It sounds like 802.1x over WPA2 is the way to go. I won't say that this is necessarily easy to configure, but it may fit your requirements.
You'll need a CA. This could be your AD server for simplicity, you're enterprise might have one already, or you could designate any server you trust sufficiently to be an internal CA (if you're really a martyr, you could even use a public CA so long as you don't mind it taking weeks to add new clients and racking up thousands of dollars in fees). This will need to sign certificates for your RADIUS server and clients.
You'll need a RADIUS server. This can be the NPS service in Windows Server, FreeRADIUS on RHEL, pfsense, even some routers can do it (But if you make your router into a RADIUS server, I wouldn't admit it on the InfoSec Stack Exchange). This will need a signed cert to validate its identity to your clients. This will serve to authenticate your clients, it can be configured to do so by username/password, or it could do so by validating the client possesses a valid, signed cert. In some cases, you can configure the RADIUS server to check an LDAP directory (such as AD, IPA, openLDAP, etc.) which associates each identity (certificate in this case) with a set of groups. These groups could control which networks the user is authorized to connect to.
Your APs will need to be set to use WPA2 Enterprise, and configured to route authentication requests to the RADIUS server. Configuration varies wildly based on the make of your AP.
Your clients will need to have a signed cert loaded onto their system and configured to provide that cert as 802.1x authentication for the WiFi connection to your AP(s). Again this varies wildly depending on the device and configuration is left as an exercise to the reader. This is using client-authentication TLS over EAP and is thus usually decorated as the EAP-TLS option in many configs that I've seen.
Anti-Patterns
The issues with this depend on your environment and risk-acceptance. But these concerns should be addressed.

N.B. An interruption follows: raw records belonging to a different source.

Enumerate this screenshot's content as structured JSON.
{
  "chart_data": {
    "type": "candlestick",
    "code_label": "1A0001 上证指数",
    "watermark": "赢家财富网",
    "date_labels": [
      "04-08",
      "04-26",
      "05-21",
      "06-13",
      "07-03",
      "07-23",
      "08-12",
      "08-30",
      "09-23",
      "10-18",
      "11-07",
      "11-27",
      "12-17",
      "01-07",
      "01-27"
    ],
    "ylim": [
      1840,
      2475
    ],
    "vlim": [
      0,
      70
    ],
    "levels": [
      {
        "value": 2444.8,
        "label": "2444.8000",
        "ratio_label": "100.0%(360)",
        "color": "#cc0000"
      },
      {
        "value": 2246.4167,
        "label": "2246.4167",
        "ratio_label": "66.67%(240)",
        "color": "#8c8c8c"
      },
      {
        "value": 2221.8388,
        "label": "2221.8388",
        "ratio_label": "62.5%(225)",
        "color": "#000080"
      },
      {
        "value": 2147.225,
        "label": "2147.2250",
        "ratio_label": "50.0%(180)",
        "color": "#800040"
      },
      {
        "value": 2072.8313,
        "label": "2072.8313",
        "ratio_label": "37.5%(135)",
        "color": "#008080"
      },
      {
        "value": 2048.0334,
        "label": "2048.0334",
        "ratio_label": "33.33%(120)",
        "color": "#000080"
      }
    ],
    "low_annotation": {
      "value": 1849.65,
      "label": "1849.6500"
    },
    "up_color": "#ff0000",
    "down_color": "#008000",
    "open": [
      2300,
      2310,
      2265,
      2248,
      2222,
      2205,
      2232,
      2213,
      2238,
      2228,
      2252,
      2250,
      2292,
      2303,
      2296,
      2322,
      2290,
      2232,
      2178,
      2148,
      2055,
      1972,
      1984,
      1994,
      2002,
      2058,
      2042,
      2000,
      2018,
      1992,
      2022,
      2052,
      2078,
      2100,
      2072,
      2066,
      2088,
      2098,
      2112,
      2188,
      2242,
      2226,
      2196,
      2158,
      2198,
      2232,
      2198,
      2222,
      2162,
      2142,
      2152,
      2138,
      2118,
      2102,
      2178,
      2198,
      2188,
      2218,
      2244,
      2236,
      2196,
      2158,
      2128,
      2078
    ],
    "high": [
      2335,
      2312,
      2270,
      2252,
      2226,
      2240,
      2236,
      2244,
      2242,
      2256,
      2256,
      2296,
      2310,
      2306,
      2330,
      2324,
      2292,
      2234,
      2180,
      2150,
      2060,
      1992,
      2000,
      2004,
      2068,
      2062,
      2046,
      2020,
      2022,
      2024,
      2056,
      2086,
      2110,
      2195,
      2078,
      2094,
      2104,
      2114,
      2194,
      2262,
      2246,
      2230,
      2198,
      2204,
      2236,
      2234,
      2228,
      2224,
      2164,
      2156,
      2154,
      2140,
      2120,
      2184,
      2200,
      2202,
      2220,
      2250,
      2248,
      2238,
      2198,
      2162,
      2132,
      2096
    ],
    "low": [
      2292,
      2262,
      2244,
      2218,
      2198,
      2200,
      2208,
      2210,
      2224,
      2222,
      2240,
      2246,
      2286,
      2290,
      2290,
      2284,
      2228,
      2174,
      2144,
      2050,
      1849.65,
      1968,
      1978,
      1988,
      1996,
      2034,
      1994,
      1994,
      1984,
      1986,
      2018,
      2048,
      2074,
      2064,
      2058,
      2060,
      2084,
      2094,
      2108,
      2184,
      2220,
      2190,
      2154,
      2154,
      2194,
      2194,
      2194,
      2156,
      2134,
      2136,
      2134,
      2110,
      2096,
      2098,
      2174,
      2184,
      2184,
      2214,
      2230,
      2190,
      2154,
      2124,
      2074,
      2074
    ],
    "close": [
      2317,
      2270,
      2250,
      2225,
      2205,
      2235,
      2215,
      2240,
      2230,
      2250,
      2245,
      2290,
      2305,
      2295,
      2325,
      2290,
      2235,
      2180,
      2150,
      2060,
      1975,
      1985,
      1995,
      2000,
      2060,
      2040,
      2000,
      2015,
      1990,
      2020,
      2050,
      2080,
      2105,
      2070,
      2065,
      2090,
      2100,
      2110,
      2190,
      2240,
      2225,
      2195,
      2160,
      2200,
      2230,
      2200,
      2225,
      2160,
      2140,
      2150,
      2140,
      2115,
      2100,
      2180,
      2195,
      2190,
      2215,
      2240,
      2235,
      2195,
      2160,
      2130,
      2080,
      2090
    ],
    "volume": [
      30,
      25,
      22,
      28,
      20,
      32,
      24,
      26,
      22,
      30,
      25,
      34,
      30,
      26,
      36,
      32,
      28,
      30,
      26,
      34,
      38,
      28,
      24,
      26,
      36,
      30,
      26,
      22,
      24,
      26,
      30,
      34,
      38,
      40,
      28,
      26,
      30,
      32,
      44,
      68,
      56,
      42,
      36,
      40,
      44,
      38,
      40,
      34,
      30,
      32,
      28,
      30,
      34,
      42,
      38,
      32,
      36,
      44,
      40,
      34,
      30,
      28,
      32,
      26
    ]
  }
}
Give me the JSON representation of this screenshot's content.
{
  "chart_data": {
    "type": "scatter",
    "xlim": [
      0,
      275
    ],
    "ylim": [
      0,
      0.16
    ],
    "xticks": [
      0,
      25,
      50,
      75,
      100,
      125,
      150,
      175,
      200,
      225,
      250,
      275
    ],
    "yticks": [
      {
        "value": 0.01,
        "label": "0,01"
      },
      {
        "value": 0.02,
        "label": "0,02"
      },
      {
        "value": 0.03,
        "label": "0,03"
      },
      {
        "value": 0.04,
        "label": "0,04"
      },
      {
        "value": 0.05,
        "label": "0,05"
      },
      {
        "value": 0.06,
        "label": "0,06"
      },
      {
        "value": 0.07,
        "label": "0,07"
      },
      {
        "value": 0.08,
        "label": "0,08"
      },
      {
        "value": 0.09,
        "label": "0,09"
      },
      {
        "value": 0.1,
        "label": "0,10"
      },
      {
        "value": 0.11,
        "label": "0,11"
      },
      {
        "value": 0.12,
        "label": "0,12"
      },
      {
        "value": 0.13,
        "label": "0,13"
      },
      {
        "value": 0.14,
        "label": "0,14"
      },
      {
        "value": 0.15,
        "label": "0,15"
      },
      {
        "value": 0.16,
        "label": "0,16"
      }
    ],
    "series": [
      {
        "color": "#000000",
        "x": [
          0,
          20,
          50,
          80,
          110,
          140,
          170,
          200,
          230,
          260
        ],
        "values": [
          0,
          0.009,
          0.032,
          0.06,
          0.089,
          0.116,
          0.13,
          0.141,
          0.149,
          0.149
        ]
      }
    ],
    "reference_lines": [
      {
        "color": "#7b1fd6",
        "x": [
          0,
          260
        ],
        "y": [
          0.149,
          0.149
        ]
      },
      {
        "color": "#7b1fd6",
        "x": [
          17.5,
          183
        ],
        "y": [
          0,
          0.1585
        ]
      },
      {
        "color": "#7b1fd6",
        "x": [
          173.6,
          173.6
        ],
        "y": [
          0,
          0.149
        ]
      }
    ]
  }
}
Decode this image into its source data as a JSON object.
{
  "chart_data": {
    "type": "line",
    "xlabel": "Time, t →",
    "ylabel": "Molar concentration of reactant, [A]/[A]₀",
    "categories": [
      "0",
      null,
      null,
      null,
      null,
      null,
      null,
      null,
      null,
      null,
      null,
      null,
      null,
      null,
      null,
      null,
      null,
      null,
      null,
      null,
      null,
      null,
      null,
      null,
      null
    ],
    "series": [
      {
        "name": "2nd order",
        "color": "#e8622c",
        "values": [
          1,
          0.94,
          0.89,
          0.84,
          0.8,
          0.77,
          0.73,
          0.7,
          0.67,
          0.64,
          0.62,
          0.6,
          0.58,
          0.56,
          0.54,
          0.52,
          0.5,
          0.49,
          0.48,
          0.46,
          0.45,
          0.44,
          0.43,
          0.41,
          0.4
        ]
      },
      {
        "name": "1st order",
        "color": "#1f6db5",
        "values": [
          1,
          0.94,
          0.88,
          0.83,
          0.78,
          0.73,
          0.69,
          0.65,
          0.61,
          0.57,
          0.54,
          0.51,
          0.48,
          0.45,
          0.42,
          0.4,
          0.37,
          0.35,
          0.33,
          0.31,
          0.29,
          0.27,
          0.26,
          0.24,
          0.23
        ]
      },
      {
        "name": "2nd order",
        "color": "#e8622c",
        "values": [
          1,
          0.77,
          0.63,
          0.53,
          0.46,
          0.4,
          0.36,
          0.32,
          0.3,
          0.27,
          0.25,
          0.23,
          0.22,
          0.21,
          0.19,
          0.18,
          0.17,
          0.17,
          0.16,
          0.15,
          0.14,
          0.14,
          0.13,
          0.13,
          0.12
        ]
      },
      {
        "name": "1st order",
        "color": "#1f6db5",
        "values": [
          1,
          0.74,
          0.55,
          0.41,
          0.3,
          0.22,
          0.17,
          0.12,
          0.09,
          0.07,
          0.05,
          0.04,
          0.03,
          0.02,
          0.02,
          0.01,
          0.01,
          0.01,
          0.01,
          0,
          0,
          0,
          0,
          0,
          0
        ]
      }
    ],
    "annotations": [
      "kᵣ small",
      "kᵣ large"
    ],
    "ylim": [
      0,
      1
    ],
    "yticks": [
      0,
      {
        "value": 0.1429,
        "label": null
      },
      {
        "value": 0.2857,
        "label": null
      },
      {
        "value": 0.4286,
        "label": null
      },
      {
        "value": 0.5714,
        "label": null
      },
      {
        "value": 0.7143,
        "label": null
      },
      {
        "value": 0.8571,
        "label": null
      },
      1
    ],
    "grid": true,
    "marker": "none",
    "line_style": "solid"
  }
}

Getting certs to the client
You'll need a way to get certificates onto the client device. In a passwordless environment, that certificate allows network access and must be protected like a password and thus a secure method of transmission must be devised (in this regard, it might undermine the whole reason you're considering this option).
For laptops, if you can wire it into the network, do some automated validation (MAC Address, Active Directory credentials, or whatever you devise), then you could load a signed cert onto the system (or have the system generate the cert and send a CSR to your CA).
But if your environment has phones/tablets, the problem becomes trickier. Options might be transferring certs by USB flash drives connected to OTG connectors (make sure you sanitize that drive after each time you connect it to a yucky user device). Perhaps you could provide an easier-to-access WiFi network on its own isolated network/VLAN, this could use a single PSK that you rotate as needed, and on this network all you can do is validate your device and be issued a cert. These options come with their tradeoffs, send them through your own risk analysis.
Cert Compromise
The other concern is that certificates get compromised. Most likely this would only happen if a user's system is owned, but there could be a few other scenarios where a valid certificate is leaked. If you can identify this compromise early, you can have your RADIUS server validate against OCSP or a CRL. To combat against unknown compromises, you could set the certificates to expire quickly, but you have to have an infrastructure set up to automatically renew and install users certificates and ensure that most users connect at least once before their certificates expire. The best idea is probably a little bit of both and locking down network resources so that being on the network doesn't necessarily give you access to anything (i.e. don't use the same client certificates to authenticate to other network resources).
P.S.
This is not a quick and easy set-up, but it can be a robust one if you find a good level of trade-offs between providing access to users and protecting access from attackers. And it can allow you opportunities to expand and add additional functionality once you become more comfortable with your implementation.